Erano Gunther e Michael i ragazzi nelle foto. Quando le guardai il cuore mi saltò alla gola, se avessero scoperto che li stavo nascondendo avrebbero fucilato anche me assieme a loro. Mia madre fissò le foto per qualche secondo e poi disse che non li aveva mai visti. Loro, dopo quella risposta, si girarono verso di me e mi chiesero la medesima cosa.

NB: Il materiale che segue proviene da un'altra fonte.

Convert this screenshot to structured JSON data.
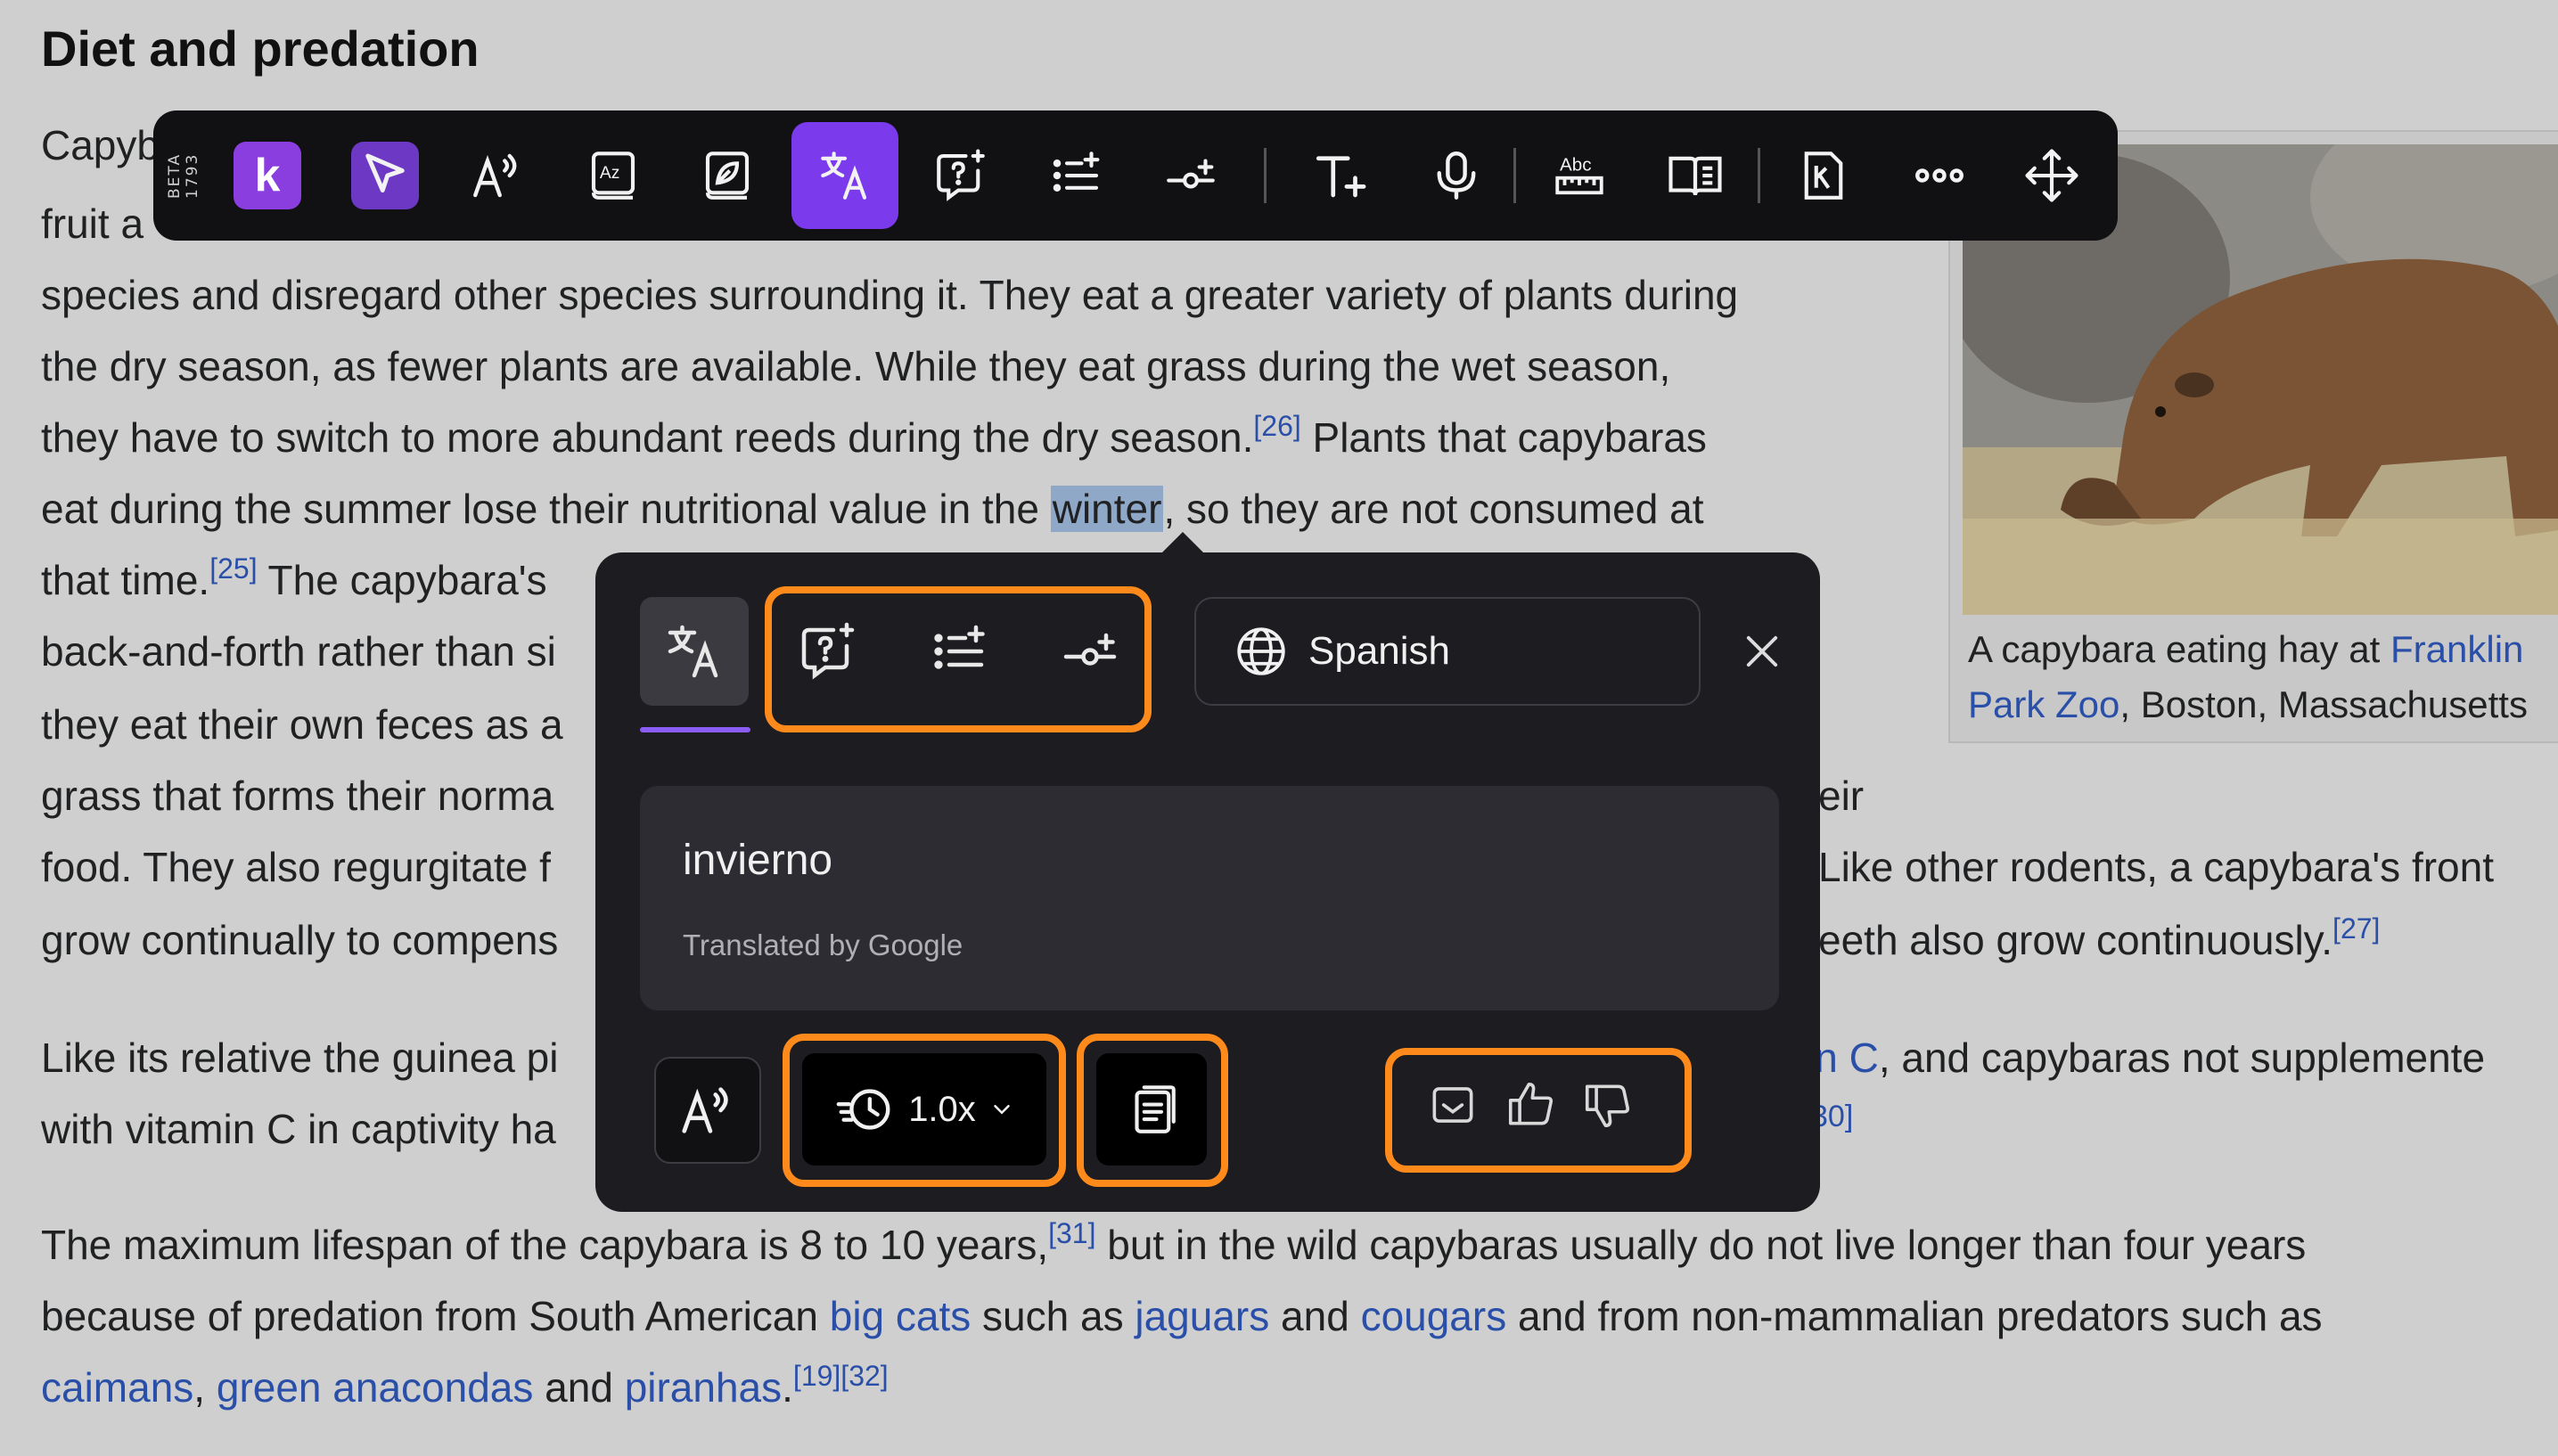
{
  "article": {
    "heading": "Diet and predation",
    "p1": {
      "l1": "Capyb",
      "l2": "fruit a",
      "l3": "species and disregard other species surrounding it. They eat a greater variety of plants during",
      "l4": "the dry season, as fewer plants are available. While they eat grass during the wet season,",
      "l5a": "they have to switch to more abundant reeds during the dry season.",
      "l5ref": "[26]",
      "l5b": " Plants that capybaras",
      "l6a": "eat during the summer lose their nutritional value in the ",
      "l6hl": "winter",
      "l6b": ", so they are not consumed at",
      "l7a": "that time.",
      "l7ref": "[25]",
      "l7b": " The capybara's",
      "l8": "back-and-forth rather than si",
      "l9": "they eat their own feces as a",
      "l10a": "grass that forms their norma",
      "l10b": "eir",
      "l11a": "food. They also regurgitate f",
      "l11b": "Like other rodents, a capybara's front",
      "l12a": "grow continually to compens",
      "l12b": "eeth also grow continuously.",
      "l12ref": "[27]"
    },
    "p2": {
      "l1a": "Like its relative the guinea pi",
      "l1link": "in C",
      "l1b": ", and capybaras not supplemente",
      "l2a": "with vitamin C in captivity ha",
      "l2ref": "30]"
    },
    "p3": {
      "l1a": "The maximum lifespan of the capybara is 8 to 10 years,",
      "l1ref": "[31]",
      "l1b": " but in the wild capybaras usually do not live longer than four years",
      "l2a": "because of predation from South American ",
      "l2link1": "big cats",
      "l2b": " such as ",
      "l2link2": "jaguars",
      "l2c": " and ",
      "l2link3": "cougars",
      "l2d": " and from non-mammalian predators such as",
      "l3link1": "caimans",
      "l3a": ", ",
      "l3link2": "green anacondas",
      "l3b": " and ",
      "l3link3": "piranhas",
      "l3c": ".",
      "l3ref": "[19][32]"
    },
    "figure": {
      "caption_a": "A capybara eating hay at ",
      "caption_link1": "Franklin",
      "caption_link2": "Park Zoo",
      "caption_b": ", Boston, Massachusetts"
    }
  },
  "toolbar": {
    "beta_label": "BETA 1793",
    "logo_letter": "k",
    "items": [
      "logo-icon",
      "select-icon",
      "read-aloud-icon",
      "dictionary-icon",
      "simplify-icon",
      "translate-icon",
      "ask-icon",
      "summarize-icon",
      "explain-icon",
      "text-format-icon",
      "microphone-icon",
      "spelling-icon",
      "reader-icon",
      "kami-icon",
      "more-icon",
      "move-icon"
    ],
    "ruler_label": "Abc"
  },
  "popup": {
    "tabs": [
      "translate-icon",
      "ask-icon",
      "summarize-icon",
      "explain-icon"
    ],
    "language": "Spanish",
    "translation": "invierno",
    "credit": "Translated by Google",
    "speed": "1.0x",
    "accent_color": "#ff8a1c",
    "active_color": "#8b5cf6"
  }
}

"No, mai visti prima d'ora" gli risposi cercando di rimanere il più calma possibile. "Ne siete proprio sicura?" mi chiesero di nuovo e io, fissando le foto ancora per un attimo, dissi loro che ne ero totalmente sicura. "Credo sia comunque meglio controllare la vostra proprietà" disse il più anziano dei tre in tono molto serio. Mentre i soldati ispezionavano la casa, andai in camera mia, bloccai la porta e uscendo dalla finestra, in modo da non farmi vedere, corsi più veloce possibile al mulino. Entrai e, con il fiatone, dissi a Gunther: "Sono qui, sono arrivati, vi stanno cercando. Ora sono a casa. Ho paura che possano venire qui e  poi...". "Respira lentamente e calmati" mi disse Gunther tenendomi la mani, che mi tremavano come delle foglie. Feci un respiro profondo cercando di riprendermi. "Al piano di sopra c'è un soppalco che si può raggiungere solo se si sa dove sono i pioli. Prendete le vostre cose e seguitemi" dissi loro. Allora cominciammo a raccogliere i loro vestiti e mi seguirono al piano di sopra. Ci nascondemmo dietro le casse di legno vuote. Passò circa mezz'ora quando sentimmo dei rumori provenire dall'esterno. Gunther mi stringeva forte tra le braccia, assieme a Michael, e continuava a ripetermi: "Perdonami. Potrai mai perdonarmi per il guaio in cui ti ho cacciato? Io so che non me lo perdonerò se ci troveranno...". Vedere Gunther così mi strinse il cuore, allora gli presi il viso tra le mani e gli dissi: "Non dire così. Sono io che ho voluto nascondervi qui e ora voglio prendermi la piena responsabilità delle mie azioni". Dopo le mie parole restammo in silenzio per ascoltare quello che dicevano all'esterno.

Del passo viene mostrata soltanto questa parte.